Nor are the Syrians, under whose boot Lebanon has inexorably fallen, even once identified as "occupiers." Rather Syria is said, in passing, to have "35,000 soldiers in Lebanon." That and no more describes the gradual dominion of Syria over a Lebanon it deems properly part of its own state.
And so it goes for Discovery’s second segment, entitled "Road to Palestine," whose thrust again is to challenge the legitimacy of Israel at the bedrock issue of who owns the land. Property deeds are produced by Arabs to show ownership of Israeli land and stories recounted of Arab dispossession, while Jews in Israel are, in turn, shown to be displaced from Poland. Brooklyn-accented settlers proclaim exclusive Jewish claims to the land. Of Jerusalem Fisk bluntly states, the city was "illegally annexed by Israel which still claims it to be its eternal and unified capital." It hardly need be said that Fisk omits such proof of the long-standing and often dominant Jewish presence in Jerusalem as the evidence of numerous surveys and censuses. In the modern era, for example, Jews have since 1870 once again been a majority in the city.
But Fisk prefers the florid anecdote. He dwells at length on the case of Mohammed Khatib, an Arab whose land has allegedly been stolen by Israel for a "settlement" near Jerusalem. Fisk’s camera sweeps across the skyline as he intones that "huge Jewish settlements built on Palestinian land are now cities. A ring of Israeli concrete around Jerusalem. It takes a brave Palestinian to hold out here, to cling onto his own land in the face of Israel's expanding settlements. But in this little patch of orchard is a family that has refused to leave its land, despite an order to get out." In a vivid shot he juxtaposes two Arabs in traditional dress against a backdrop of thunderous earth-moving machines.
On viewing the film Mickey Molad, an Israeli whom Fisk interviewed about the Khatib case, expressed astonishment at Fisk's attempt to deceive viewers.
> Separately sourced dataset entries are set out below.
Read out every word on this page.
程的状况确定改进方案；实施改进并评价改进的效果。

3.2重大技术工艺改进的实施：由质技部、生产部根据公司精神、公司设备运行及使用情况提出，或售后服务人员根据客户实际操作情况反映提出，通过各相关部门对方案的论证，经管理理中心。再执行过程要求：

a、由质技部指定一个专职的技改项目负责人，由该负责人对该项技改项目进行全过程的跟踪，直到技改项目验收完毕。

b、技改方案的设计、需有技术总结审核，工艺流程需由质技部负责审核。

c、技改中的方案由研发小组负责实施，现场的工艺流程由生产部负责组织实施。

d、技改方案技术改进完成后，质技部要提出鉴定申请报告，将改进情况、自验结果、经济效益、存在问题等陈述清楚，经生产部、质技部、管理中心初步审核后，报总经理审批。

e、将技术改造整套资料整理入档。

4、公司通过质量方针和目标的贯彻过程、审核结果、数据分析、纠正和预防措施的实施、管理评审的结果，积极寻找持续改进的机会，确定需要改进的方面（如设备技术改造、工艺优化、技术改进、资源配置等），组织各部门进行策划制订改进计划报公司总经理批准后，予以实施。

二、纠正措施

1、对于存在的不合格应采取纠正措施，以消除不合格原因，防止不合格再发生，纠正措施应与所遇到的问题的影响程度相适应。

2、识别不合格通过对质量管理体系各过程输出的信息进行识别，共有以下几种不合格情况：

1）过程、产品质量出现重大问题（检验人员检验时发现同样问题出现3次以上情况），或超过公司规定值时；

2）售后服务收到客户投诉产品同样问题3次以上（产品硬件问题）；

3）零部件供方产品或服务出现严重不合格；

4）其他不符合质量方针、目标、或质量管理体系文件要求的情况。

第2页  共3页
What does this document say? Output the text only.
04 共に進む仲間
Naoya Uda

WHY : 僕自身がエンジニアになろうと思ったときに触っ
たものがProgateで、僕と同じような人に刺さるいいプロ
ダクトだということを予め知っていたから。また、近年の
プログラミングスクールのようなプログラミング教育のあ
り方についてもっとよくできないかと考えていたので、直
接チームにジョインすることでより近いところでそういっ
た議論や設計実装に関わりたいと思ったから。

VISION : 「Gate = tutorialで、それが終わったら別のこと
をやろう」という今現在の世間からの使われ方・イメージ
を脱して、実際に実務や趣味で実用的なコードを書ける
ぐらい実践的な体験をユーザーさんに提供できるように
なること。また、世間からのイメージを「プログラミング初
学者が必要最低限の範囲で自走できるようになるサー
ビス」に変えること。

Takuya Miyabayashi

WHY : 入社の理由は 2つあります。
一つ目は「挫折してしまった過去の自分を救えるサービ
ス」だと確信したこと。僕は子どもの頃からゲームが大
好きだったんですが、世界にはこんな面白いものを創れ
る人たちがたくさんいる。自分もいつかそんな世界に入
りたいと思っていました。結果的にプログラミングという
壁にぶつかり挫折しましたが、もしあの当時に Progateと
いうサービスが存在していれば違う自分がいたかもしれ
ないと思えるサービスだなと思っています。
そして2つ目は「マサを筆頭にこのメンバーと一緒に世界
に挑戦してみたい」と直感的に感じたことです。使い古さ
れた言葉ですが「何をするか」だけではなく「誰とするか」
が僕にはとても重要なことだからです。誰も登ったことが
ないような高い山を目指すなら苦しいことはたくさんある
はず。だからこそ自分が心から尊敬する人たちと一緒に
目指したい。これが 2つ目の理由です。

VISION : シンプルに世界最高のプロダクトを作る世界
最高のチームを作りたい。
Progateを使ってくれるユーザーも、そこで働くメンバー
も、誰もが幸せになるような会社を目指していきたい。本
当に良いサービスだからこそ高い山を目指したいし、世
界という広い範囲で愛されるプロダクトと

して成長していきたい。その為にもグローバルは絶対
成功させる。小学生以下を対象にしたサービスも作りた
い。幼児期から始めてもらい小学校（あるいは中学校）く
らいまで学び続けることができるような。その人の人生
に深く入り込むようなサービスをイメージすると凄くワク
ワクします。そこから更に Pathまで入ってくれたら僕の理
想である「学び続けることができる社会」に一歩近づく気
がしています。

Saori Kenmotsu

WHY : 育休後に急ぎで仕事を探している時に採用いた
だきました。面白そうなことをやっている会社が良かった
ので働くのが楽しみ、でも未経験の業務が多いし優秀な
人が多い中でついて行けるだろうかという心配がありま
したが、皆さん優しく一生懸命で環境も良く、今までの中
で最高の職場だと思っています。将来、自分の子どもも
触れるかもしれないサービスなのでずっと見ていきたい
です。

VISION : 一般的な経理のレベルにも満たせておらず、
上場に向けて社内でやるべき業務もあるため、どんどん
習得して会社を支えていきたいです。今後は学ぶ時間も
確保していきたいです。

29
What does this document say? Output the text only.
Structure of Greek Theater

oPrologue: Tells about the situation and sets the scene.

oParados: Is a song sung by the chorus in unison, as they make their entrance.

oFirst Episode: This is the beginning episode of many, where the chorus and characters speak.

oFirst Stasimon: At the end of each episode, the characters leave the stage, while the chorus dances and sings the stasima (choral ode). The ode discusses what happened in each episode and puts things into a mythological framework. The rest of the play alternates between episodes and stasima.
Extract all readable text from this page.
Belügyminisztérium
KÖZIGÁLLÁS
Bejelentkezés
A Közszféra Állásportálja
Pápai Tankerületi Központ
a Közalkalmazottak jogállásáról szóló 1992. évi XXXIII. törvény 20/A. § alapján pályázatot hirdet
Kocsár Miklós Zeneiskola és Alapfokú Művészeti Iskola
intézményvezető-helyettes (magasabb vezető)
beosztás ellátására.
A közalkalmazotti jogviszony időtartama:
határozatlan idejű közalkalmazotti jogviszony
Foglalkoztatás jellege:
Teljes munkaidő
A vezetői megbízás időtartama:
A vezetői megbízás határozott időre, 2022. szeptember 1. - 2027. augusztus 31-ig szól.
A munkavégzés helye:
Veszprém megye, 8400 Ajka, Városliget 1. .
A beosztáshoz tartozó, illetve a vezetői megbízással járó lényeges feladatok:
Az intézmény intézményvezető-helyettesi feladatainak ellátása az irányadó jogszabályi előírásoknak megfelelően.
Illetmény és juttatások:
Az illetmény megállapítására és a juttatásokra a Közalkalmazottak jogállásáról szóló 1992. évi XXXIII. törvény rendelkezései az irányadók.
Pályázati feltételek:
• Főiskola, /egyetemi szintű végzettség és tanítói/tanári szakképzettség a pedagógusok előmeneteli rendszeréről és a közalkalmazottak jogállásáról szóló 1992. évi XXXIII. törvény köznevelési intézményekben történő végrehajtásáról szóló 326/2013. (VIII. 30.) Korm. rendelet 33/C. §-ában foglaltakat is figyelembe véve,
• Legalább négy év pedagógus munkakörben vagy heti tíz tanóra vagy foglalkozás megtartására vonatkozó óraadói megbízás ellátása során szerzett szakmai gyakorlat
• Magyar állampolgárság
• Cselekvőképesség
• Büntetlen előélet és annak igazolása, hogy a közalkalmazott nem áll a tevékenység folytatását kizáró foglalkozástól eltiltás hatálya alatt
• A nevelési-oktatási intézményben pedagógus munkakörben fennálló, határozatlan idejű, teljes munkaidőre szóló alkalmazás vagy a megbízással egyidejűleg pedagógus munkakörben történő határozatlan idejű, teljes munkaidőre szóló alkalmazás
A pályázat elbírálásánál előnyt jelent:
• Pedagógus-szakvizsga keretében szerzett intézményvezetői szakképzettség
Molad had explained on camera that most of the land taken by eminent domain for the development project in question was from Jewish owners, several of them wealthy and prominent, and that all owners were financially compensated. While Fisk emphasizes in emotional scenes the authenticity of Khatib's claim to his land — implying the Israelis had disputed it and seized his property as a result — nothing of the sort occurred. Israel had not questioned his claims but had taken his land for public use just as it had taken the land of his mainly Jewish neighbors. Fisk smeared Israel by deleting Molad's key remarks.
Historian David Pryce-Jones has written of Fisk's uniformly anti-Western positions and intrusive self-dramatizing: The reporter "habitually places himself not at all on the edge of his story but at the centre of his story, not really reporting on others but on himself." In the case of "Beirut to Bosnia" reporting on himself meant a ruthless promotion of his personal hostility toward Israel in films that were propaganda tracts, not documentaries. It is to be hoped that a network of serious purpose such as the Discovery Channel will take a close look at how it came to be used as a forum by a known propagandist such as Robert Fisk, and in the future will
air balanced and accurate programs that advance public understanding of the Middle East.